Woman in yellow poncho walking among the ruins of Mirante da Granja Guarani in Teresopolis, Brazil.

As with any public structure, the Mirante da Granja Guarani remains susceptible to vandalism, so the prospect of restoring it comes with a modicum of hesitation. Why restore it if it cannot be protected from vandals?

Unfortunately, this indecisiveness has only left the iconic edifice open to more destruction, and one wonders how much longer it will be before Jorge Colaço’s beautiful storytelling works of art are completely defaced.

At this point, one must ask: “Which is more important — the structure itself or the artwork adorning its walls?”

It is not an easy answer.

However, due to the damage already sustained, it does not appear that the painted tiles could ever be completely restored. With that in mind, it begs the question of whether these works should be carefully removed, restored as well as they possibly can be, and displayed in a museum where they can be preserved for future generations.

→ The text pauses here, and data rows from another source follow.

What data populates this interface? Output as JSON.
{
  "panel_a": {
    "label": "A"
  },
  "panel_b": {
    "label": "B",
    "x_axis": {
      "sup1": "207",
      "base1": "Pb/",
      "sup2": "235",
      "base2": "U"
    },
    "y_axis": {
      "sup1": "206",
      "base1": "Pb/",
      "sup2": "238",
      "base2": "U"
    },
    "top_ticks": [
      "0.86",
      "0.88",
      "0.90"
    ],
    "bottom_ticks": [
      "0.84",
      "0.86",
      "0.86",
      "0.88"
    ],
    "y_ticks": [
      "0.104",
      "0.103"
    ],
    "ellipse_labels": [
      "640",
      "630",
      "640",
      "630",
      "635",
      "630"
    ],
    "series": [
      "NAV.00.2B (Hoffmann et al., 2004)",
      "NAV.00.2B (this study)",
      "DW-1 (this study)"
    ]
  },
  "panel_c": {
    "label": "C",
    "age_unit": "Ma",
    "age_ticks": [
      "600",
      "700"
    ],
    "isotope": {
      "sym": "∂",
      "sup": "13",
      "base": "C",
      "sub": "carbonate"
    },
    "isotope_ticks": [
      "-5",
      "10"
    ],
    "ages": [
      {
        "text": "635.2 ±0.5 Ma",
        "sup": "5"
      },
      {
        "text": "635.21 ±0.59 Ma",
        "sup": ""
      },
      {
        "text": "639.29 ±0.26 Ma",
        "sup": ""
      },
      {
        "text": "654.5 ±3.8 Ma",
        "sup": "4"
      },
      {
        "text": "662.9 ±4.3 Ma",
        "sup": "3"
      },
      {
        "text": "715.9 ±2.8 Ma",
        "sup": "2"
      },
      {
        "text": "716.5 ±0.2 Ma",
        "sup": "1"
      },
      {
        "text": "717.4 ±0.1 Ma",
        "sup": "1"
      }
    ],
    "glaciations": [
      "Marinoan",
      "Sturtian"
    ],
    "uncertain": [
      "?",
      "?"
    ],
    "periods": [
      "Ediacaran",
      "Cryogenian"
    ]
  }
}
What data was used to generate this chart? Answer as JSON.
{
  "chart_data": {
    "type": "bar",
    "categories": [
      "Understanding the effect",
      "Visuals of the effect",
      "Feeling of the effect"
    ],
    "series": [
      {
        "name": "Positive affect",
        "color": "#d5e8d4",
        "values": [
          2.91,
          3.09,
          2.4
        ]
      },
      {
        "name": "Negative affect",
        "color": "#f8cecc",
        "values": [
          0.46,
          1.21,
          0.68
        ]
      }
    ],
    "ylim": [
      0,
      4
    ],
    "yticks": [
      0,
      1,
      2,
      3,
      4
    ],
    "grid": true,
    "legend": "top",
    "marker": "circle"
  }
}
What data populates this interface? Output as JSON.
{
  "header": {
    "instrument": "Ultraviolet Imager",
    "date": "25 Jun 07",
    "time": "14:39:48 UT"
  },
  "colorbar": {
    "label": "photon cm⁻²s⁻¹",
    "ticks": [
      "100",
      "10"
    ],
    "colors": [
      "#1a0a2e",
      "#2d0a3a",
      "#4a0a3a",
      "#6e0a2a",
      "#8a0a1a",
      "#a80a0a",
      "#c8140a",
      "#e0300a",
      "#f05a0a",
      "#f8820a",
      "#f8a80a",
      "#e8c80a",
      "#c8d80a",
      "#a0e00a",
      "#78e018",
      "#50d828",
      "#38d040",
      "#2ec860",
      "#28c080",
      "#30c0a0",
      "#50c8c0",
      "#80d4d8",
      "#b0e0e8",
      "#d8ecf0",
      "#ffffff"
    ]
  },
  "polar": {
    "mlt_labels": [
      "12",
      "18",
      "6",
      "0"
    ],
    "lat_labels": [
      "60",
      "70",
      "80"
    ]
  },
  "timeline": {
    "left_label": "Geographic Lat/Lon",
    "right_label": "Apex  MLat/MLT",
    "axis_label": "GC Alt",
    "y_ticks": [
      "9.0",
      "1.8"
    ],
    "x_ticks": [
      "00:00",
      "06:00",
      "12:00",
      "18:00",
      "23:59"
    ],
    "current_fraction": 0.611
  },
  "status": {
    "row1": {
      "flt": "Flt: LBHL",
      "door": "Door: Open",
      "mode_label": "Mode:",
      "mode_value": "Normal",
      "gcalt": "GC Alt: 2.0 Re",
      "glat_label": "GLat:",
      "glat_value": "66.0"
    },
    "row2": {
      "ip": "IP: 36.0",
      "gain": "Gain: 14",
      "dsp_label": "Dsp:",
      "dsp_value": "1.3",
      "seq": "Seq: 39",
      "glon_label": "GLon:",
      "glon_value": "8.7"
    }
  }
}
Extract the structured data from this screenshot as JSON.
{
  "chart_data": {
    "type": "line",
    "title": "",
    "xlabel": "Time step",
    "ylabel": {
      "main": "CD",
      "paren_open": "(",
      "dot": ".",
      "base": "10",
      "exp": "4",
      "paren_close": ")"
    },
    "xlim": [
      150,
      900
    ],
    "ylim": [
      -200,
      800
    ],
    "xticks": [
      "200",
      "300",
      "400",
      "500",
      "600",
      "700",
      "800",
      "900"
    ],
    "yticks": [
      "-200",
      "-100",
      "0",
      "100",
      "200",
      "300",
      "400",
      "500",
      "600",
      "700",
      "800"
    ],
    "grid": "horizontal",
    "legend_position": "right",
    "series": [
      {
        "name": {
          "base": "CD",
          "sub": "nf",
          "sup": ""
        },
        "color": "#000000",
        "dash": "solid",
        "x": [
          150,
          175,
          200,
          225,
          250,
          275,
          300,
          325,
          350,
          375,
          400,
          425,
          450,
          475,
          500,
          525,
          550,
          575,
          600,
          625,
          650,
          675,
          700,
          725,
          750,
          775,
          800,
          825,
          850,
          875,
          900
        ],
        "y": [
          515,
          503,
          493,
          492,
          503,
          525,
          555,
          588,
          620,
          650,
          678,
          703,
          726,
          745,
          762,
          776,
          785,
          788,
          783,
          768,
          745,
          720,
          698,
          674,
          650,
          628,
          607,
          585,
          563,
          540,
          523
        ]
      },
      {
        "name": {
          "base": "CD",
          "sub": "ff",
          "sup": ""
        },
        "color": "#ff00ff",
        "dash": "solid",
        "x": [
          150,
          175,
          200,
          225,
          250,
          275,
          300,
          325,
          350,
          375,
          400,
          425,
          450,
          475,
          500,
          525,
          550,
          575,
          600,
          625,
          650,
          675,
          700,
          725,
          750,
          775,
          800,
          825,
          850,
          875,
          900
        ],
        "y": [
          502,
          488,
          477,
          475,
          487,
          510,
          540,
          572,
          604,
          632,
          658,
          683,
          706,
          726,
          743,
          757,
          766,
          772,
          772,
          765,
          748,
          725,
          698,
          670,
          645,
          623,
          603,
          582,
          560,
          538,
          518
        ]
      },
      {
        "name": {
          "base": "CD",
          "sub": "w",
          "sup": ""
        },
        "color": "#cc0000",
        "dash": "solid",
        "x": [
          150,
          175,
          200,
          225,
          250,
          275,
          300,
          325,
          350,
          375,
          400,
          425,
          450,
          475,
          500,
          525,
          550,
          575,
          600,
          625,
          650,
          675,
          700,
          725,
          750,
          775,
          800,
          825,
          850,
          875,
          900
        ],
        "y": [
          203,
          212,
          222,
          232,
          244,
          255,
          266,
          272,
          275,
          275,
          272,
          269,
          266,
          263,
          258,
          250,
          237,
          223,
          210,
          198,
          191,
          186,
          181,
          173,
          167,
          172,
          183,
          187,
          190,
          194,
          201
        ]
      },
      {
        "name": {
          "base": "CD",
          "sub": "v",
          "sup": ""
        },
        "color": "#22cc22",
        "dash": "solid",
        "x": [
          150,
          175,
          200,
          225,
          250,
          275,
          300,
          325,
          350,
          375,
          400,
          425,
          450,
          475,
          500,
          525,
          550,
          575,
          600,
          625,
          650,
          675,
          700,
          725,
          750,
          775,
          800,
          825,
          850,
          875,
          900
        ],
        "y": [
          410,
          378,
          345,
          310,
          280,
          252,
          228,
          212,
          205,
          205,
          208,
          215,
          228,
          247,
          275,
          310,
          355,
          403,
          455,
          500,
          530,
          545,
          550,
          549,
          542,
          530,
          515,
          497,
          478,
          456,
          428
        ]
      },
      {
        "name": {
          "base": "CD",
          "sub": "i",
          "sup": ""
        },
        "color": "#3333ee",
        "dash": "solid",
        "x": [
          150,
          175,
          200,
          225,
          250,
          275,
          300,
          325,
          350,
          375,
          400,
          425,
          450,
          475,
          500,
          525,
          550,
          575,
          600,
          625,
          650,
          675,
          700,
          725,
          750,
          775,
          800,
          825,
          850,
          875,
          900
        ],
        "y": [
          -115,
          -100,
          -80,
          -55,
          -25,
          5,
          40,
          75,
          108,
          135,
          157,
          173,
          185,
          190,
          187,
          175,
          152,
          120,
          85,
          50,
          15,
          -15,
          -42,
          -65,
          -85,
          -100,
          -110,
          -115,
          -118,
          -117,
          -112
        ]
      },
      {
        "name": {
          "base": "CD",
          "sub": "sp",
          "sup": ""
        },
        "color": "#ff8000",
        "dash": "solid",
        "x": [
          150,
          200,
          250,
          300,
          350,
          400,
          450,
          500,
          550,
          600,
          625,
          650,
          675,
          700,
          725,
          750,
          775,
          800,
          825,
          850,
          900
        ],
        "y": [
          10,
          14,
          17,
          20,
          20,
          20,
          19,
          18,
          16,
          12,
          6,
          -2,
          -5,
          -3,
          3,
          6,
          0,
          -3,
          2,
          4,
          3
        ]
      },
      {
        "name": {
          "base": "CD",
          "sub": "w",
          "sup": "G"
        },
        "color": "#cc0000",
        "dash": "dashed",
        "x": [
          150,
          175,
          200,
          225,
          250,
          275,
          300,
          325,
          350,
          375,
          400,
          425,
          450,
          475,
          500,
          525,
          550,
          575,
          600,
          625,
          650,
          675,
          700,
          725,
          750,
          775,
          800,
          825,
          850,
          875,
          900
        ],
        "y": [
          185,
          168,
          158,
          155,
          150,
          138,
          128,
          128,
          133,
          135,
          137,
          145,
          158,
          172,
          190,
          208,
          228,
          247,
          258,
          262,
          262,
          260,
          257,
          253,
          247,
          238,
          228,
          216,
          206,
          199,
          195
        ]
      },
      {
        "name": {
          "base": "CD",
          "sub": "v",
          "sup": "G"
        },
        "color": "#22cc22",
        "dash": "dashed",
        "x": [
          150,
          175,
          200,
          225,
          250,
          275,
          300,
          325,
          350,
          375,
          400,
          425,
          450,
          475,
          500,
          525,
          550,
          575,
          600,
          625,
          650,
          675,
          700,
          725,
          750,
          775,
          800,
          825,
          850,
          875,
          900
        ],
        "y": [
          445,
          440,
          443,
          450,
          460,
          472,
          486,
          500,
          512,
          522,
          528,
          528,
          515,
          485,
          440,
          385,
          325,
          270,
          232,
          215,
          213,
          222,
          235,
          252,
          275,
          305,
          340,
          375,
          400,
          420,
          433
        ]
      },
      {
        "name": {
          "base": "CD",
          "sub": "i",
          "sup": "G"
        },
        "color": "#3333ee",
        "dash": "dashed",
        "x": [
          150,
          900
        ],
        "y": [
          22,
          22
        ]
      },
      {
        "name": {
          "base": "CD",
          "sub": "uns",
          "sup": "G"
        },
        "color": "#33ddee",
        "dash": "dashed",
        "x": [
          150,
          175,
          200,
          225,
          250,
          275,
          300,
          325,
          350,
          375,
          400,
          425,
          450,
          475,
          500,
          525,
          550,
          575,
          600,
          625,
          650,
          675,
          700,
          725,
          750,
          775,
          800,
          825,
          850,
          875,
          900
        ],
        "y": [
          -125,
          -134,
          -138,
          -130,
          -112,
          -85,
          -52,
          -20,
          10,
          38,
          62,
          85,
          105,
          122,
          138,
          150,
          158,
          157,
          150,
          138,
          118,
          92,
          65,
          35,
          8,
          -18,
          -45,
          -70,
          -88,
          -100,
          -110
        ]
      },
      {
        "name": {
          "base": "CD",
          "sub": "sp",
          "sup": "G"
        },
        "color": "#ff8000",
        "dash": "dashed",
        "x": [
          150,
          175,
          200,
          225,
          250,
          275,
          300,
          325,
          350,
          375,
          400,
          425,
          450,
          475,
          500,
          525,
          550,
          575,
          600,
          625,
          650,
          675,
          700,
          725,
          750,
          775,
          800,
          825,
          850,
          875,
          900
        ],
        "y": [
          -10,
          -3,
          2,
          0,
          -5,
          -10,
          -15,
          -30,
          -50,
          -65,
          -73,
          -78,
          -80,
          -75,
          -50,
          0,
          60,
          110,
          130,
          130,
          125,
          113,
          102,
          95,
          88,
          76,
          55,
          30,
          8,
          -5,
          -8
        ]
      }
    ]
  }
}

On the other hand, as anyone who has ever tried to remove tile knows, such a task is difficult. Tile is incredibly brittle, and the act of removing it may completely destroy it.

So there it sits, exposed to spray-paint-wielding jackals of the night in an area unable to protect it and a community with more pressing financial matters.

No, there are no easy answers.

Years from now someone will surely ask why nothing could have been done to protect this legacy. By then it will be too late.

Woman in yellow poncho sitting among the ruins of Quiosque das Lendas in Teresopolis, Brazil.